Connect to Supervisor using the vSphere Plugin for kubectl and authenticate with your vCenter Single Sign-On credentials.

After you log in to the Supervisor, the vSphere Plugin for kubectl generates the context for the cluster. In Kubernetes, a configuration context contains a cluster, a namespace, and a user. You can view the cluster context in the file .kube/config. This file is commonly called the kubeconfig file.
Note: If you have an existing kubeconfig file, it is appended with each cluster context. The vSphere Plugin for kubectl respects the KUBECONFIG environment variable that kubectl itself uses.
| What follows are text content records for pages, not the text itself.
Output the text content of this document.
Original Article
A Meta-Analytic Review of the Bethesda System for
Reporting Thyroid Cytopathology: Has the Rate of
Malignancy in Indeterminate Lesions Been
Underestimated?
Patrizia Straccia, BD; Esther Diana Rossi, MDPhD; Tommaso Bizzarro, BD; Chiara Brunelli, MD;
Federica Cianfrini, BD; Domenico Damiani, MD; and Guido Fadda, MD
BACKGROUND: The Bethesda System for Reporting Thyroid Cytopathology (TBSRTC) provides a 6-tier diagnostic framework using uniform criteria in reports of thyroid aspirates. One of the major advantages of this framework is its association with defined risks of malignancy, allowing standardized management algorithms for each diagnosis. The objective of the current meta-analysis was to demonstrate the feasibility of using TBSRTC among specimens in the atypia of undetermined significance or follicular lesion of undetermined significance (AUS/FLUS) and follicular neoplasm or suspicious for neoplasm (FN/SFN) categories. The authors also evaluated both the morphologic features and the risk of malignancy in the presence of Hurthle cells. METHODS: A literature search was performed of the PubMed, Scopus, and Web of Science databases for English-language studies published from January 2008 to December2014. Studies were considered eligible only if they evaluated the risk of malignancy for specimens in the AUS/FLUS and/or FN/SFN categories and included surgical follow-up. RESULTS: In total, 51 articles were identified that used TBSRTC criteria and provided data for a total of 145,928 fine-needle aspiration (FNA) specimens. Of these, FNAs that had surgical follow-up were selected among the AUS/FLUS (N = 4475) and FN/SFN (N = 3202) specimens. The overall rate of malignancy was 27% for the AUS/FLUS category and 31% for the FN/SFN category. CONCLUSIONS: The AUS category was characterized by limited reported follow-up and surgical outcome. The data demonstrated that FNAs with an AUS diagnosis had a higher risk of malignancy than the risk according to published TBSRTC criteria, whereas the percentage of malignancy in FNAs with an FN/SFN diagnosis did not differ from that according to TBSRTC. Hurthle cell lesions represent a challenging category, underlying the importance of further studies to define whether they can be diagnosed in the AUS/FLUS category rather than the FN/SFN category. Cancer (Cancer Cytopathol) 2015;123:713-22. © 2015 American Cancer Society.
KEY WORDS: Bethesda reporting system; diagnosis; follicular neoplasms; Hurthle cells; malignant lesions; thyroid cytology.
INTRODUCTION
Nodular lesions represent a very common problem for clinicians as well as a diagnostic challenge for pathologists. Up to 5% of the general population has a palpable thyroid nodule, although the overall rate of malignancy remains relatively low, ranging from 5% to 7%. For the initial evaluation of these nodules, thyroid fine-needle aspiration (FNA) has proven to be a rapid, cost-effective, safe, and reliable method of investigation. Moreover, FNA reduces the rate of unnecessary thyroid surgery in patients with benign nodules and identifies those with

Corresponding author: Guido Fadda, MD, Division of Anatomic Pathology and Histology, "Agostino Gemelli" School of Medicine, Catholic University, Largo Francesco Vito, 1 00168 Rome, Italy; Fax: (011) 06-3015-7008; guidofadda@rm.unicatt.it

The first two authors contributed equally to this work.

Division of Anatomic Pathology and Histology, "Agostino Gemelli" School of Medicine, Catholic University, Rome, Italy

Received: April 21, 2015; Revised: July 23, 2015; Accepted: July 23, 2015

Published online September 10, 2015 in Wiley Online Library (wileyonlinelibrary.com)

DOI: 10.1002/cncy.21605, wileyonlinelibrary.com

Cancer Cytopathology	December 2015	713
Although not required, it can be useful to set this variable before running kubectl vsphere login ... so that the information is written to a new file, instead of being added to your current kubeconfig file.

Prerequisites

Procedure

  1. To view the command syntax and options for logging in, run the following command.
    kubectl vsphere login --help
  2. To connect to the Supervisor, run the following command.
    kubectl vsphere login --server=<KUBERNETES-CONTROL-PLANE-IP-ADDRESS> --vsphere-username <VCENTER-SSO-USER>

    You can also log in using an FQDN:

    kubectl vsphere login --server <KUBERNETES-CONTROL-PLANE-FQDN --vsphere-username <VCENTER-SSO-USER>
    For example:
    kubectl vsphere login --server=10.92.42.13 --vsphere-username administrator@example.com
    kubectl vsphere login --server wonderland.acme.com --vsphere-username administrator@example.com
    This action creates a configuration file with the JSON Web Token (JWT) to authenticate to the Kubernetes API.
  3. To authenticate, enter the password for the user.
    After you connect to the Supervisor, you are presented with the configuration contexts can access. For example:
    You have access to the following contexts:
    tanzu-ns-1
    tkg-cluster-1
    tkg-cluster-2
    
  4. To view details of the configuration contexts which you can access to, run the following kubectl command:
    kubectl config get-contexts
    The CLI displays the details for each available context.